I wrote this LWC Cookbook for myself, as much as for anyone else, with 3 pillars proven to be truth in my learning experience:
- If I can’t explain it I don’t know it
- I only learn by practice
- In theory, theory and practice are the same. In practice, theory is not enough, while practice without theory is insufficient.
My experience with online resources is not great for learning LWC:
- With YouTube videos:
- Usually is outdated. The author made a considerable effort to produce the initial content, but as new releases appeared, this content is not updated, as it requires doubling the effort to record, edit and publish again.
- I don’t learn by only watching (theory). Even if recently produced, videos offer a pure unidirectional experience.
- Many times code is not available.
- With Blog Articles (I know because I’ve been there):
- Articles are arbitrarily created on use cases that the author is interested, instead of simple recipes to understand the main capabilities and getting the foundational knowledge.
- The code quality is far from optimal, missing test classes, comments, not using the latest language capabilities and opinionated formatting.
- The LWC terminology is used inconsistently (not by all but for many authors): properties/variables, private/public, ancestor/parent, libraries/methods which makes my learning inefficient.
- Unfortunately, many new authors tend to recreate or merely copy other’s author's content or the official documentation, gathering volume but not quality, just to be noticed.
- And … I don’t learn only by reading.
- Official Salesforce documentation is a reference, but not a good learning experience, at least, for me.
- Trailhead is an outstanding starting point but lacks the depth required for LWC and the continuous update of the code, and to be honest, and with all the jokes, particularly focused on the US market, and lengthy introductions, I tend to scan diagonally, which it is not ideal.

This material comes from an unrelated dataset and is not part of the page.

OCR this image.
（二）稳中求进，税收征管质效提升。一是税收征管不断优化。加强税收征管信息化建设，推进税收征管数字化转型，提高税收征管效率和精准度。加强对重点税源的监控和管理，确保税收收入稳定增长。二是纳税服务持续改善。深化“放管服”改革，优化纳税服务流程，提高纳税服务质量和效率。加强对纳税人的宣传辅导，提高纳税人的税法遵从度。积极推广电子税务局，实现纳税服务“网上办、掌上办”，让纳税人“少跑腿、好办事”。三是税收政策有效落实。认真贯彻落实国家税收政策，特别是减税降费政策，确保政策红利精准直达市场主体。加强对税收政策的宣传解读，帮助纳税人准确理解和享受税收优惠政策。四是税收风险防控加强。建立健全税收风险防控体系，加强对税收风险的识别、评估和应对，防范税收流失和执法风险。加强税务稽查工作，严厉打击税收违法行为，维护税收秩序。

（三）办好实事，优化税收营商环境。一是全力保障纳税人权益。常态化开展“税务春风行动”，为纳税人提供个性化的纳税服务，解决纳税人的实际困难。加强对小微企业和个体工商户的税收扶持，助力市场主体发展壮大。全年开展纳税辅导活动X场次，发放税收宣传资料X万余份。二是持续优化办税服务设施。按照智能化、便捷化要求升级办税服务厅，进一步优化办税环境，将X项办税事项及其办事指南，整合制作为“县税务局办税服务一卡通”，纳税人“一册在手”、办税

💫 … LWC Recipes, the secret sauce to your success!!!
But, one of the resources that took my attention was the LWC Recipes code Repository by the Salesforce Evangelist team:
- It is an organized list of small recipes, laser-focused on concrete platform capabilities.
- Recipes are created by super savvy guys at the Salesforce Developer Advocate Team inside Salesforce, they know their stuff super well.
- The quality of the code is top-notch: the latest improvements on the platform appear for every release, with efficient code, curated formatting, consistent naming convention, etc.
- The full repo is available in Github, updated on every release, and many times referenced on blog posts.
But unfortunately:
- These recipes are not commented in detail, even though sometimes, the official documentation references these recipes, are not explained in detail.
- The recipes are provided in a raw format source code, but not linked to any documentation, that allows you to understand the capabilities that are demoed.
- Also, the same team creates magnificent videos on YouTube, but they are not linked neither.
So, I thought that if I could focus on those LWC recipes, adding some of my findings with explanations in a simple, concise and attractive format (kind of book+website) that would be ideal for my learning experience, and the LWC Cookbook ranked as a personal side project.
I ended up with this:
- Explaining every single recipe: a main introduction with links to Product Wiki to familiarize me with the capability that is demoed, and analyze the important staff in the XML configuration file, the HTML template file and the JavaScript for every recipe.
- I use AI, exclusively to check my grammar and vocabulary, as I am not a native English speaker and for the image generation exclusively.
- When useful, the recipe is linked to my Product Wiki to understand the capability in detail. Also, when useful, I will link external content to help understand the recipe, but I am reluctant to do it, for the reasons exposed above.